How is this any different from a XSS bug resulting in an attacker stealing the plaintext password from a form?
Also, given that the client and the server trust each other and communicate securely, doesn't this just get reduced to the probability of having these bugs and nothing more?
If the client and the server can trust each other, then JavaScript encryption literally adds no benefit.
Think of it this way: your browser contains some areas whose sole responsibility is to verify the authenticity of a remote server (SSL), and those areas are completely inaccessible from the DOM. So, basically, as long as you can trust your web browser, then you can trust the connection.
But those protections don't exist for JavaScript. An attacker could compromise your server, rewrite your JS, and you'd never notice. (No JS signing capabilities in the browser; no TOFU/POP style architecture.) An attacker could use an SQL injection on your CMS to leave a comment that uses XSS to modify your JS encryption while it's running, and you'd never notice.

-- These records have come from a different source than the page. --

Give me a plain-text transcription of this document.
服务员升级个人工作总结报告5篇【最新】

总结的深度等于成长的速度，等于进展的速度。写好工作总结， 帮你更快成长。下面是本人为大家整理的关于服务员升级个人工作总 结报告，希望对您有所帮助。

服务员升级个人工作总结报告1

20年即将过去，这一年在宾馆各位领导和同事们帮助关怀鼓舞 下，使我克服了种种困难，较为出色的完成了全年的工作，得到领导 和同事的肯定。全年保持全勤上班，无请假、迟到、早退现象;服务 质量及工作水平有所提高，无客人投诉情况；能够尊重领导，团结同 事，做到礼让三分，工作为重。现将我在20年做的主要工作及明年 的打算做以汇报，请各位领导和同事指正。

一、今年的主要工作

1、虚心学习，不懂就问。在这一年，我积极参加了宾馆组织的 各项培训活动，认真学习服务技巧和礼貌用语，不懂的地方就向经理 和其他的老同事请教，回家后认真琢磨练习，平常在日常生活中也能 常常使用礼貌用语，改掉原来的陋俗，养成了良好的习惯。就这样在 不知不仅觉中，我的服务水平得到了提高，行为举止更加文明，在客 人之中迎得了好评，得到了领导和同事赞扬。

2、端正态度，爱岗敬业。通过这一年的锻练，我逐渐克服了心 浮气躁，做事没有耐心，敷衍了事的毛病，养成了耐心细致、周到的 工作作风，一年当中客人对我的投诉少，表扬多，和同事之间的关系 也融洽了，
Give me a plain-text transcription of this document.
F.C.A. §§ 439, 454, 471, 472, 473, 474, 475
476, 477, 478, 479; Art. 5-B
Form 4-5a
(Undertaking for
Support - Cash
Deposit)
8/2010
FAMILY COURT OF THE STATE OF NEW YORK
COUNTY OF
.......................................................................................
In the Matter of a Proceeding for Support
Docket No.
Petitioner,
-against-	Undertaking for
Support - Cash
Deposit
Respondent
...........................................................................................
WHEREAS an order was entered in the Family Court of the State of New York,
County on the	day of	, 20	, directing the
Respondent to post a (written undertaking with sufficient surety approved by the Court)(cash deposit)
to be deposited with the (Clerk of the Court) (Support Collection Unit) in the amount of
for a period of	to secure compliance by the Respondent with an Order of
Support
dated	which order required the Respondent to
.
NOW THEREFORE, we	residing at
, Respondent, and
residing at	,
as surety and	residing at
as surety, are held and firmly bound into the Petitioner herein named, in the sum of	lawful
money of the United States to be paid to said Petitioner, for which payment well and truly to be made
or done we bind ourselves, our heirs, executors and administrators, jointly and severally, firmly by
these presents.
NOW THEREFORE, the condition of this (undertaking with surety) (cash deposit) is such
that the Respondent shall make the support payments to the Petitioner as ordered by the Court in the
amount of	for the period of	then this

You could be on an unsecured network and someone could MITM rewrite your JavaScript in-flight, or, in the cases of bad JS crypto implementations (which almost every single one is), simply use a replay attack at their leisure.
There are all kinds of really neat ways to attack JavaScript.
It's true that there are also almost as many ways to attack any other authentication/encryption system, but the point with attacks against JavaScript is that JavaScript adds no extra security at all -- it is at least as vulnerable to any of these as anything else is -- and it adds a false sense of security, and it is vulnerable to things that SSL is not, and in some of the scenarios, you will get absolutely no indication that you've been compromised.
Also, given that the client and the server trust each other and communicate securely, doesn't this just get reduced to the probability of having these bugs and nothing more?